Abstract

Our objective was to examine the clinical utility of old and new clinical tests directed to the long head of the biceps tendon (LHBT) and to quantify the importance of proper test interpretation. A consecutive 65 patients scheduled to undergo arthroscopic surgery were selected. Before surgery, 5 clinical tests were performed: Speed, Yergason, upper cut, biceps resisted flexion (BRF), and modified BRF (mBRF) using a dumbbell. Pain in an area other than the bicipital groove was noted. The presence of LHBT disease was assessed at arthroscopy, and the clinical utility of the tests was calculated.

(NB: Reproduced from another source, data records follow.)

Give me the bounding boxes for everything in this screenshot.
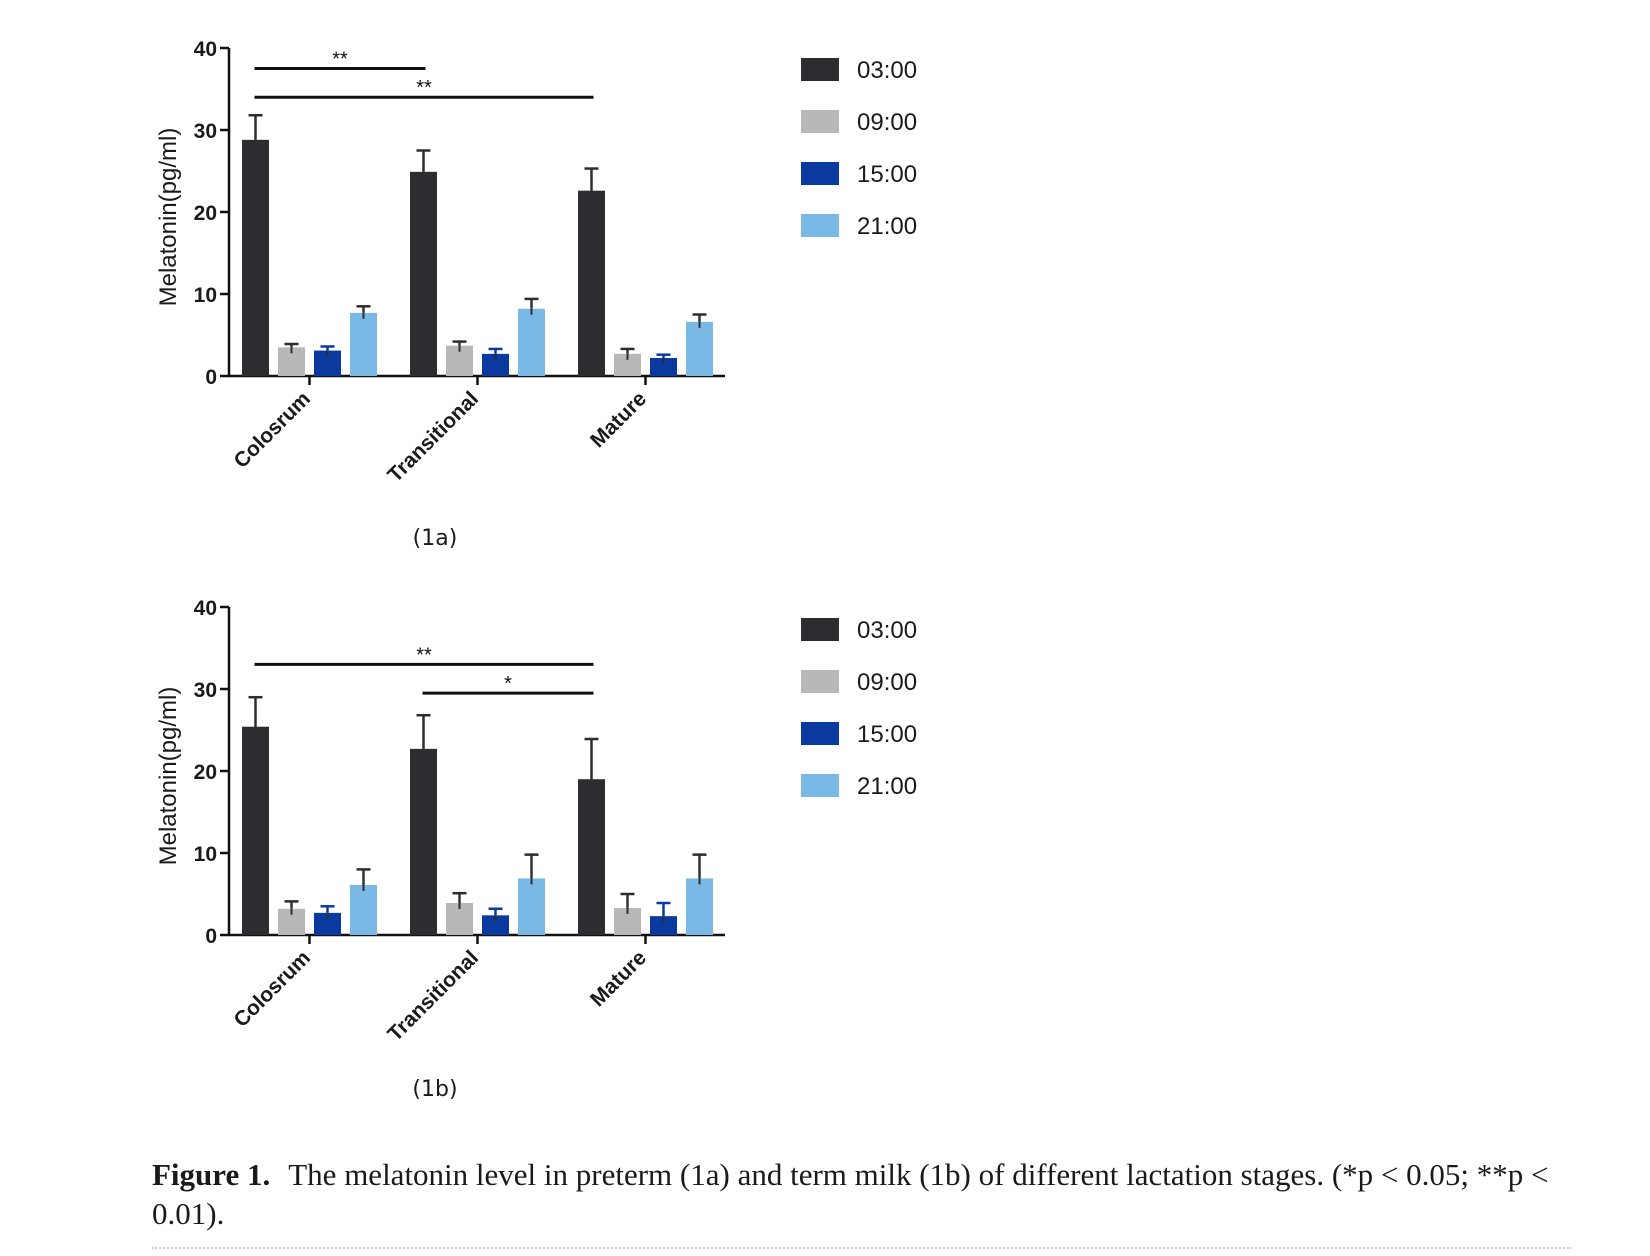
legend-swatch xyxy=(801,670,839,693)
legend-label: 09:00 xyxy=(857,109,917,136)
significance-label: ** xyxy=(416,77,432,99)
y-tick-label: 10 xyxy=(194,284,217,307)
legend-label: 15:00 xyxy=(857,721,917,748)
bar-0300-mature xyxy=(578,779,605,935)
y-tick-label: 40 xyxy=(194,597,217,620)
legend-swatch xyxy=(801,58,839,81)
bar-0900-mature xyxy=(614,353,641,376)
significance-label: * xyxy=(504,673,512,695)
y-tick-label: 40 xyxy=(194,38,217,61)
legend-label: 09:00 xyxy=(857,669,917,696)
chart-panel-1: 0 10 20 30 40 Melatonin(pg/ml) Colosrum Transit… xyxy=(155,38,917,551)
y-tick-label: 10 xyxy=(194,843,217,866)
bar-0300-transitional xyxy=(410,748,437,935)
bar-1500-transitional xyxy=(482,915,509,935)
figure-caption: Figure 1. The melatonin level in preterm … xyxy=(152,1155,1592,1233)
panel-label: (1b) xyxy=(412,1077,457,1102)
y-axis-label: Melatonin(pg/ml) xyxy=(155,128,182,307)
legend-label: 21:00 xyxy=(857,773,917,800)
y-tick-label: 0 xyxy=(205,366,217,389)
y-tick-label: 30 xyxy=(194,120,217,143)
legend-label: 03:00 xyxy=(857,57,917,84)
x-tick-label: Colosrum xyxy=(229,387,315,473)
y-tick-label: 20 xyxy=(194,761,217,784)
x-tick-label: Colosrum xyxy=(229,946,315,1032)
caption-label: Figure 1. xyxy=(152,1157,271,1192)
bar-1500-mature xyxy=(650,357,677,376)
bar-2100-mature xyxy=(686,878,713,935)
y-axis-label: Melatonin(pg/ml) xyxy=(155,687,182,866)
significance-label: ** xyxy=(332,49,348,71)
x-tick-label: Transitional xyxy=(383,387,483,487)
bar-1500-transitional xyxy=(482,353,509,376)
page-divider xyxy=(152,1247,1572,1249)
panel-label: (1a) xyxy=(413,526,458,551)
chart-panel-2: 0 10 20 30 40 Melatonin(pg/ml) Colosrum Transit… xyxy=(155,597,917,1102)
bar-0300-mature xyxy=(578,190,605,376)
significance-label: ** xyxy=(416,644,432,666)
bar-2100-colosrum xyxy=(350,884,377,935)
caption-text: The melatonin level in preterm (1a) and … xyxy=(152,1157,1549,1231)
bar-0300-colosrum xyxy=(242,726,269,935)
legend-swatch xyxy=(801,214,839,237)
legend-swatch xyxy=(801,774,839,797)
x-tick-label: Mature xyxy=(586,946,651,1011)
legend-swatch xyxy=(801,110,839,133)
legend-label: 21:00 xyxy=(857,213,917,240)
bar-2100-transitional xyxy=(518,308,545,376)
y-tick-label: 30 xyxy=(194,679,217,702)
bar-0300-transitional xyxy=(410,171,437,376)
bar-1500-colosrum xyxy=(314,912,341,935)
y-tick-label: 20 xyxy=(194,202,217,225)
bar-1500-mature xyxy=(650,916,677,935)
legend-label: 03:00 xyxy=(857,617,917,644)
legend-swatch xyxy=(801,722,839,745)
bar-2100-colosrum xyxy=(350,312,377,376)
legend-label: 15:00 xyxy=(857,161,917,188)
legend-swatch xyxy=(801,162,839,185)
x-tick-label: Transitional xyxy=(383,946,483,1046)
bar-2100-mature xyxy=(686,321,713,376)
bar-2100-transitional xyxy=(518,878,545,935)
x-tick-label: Mature xyxy=(586,387,651,452)
bar-0300-colosrum xyxy=(242,139,269,376)
y-tick-label: 0 xyxy=(205,925,217,948)
legend-swatch xyxy=(801,618,839,641)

The upper cut test was the most sensitive test and the one with the lowest negative likelihood ratio (0.90 and 0.26, respectively); the Yergasontest was the most specific and the one with the highest positive likelihood ratio (0.83 and 2.20, respectively). BRF strength did not correlate with an LHBT lesion. The mBRF test has a sensitivity of 0.34 and a specificity of 0.75. Higher age predicted an increased risk of an LHBT lesion (1.2 times). Different interpretations of the tests can result in a difference of up to 29 percentage points in performance (ie, sensitivity). Our results suggest that the upper cut test should be used as a screening test and that after a positive result, the Speedand the Yergasontests should be used as confirmatory tests.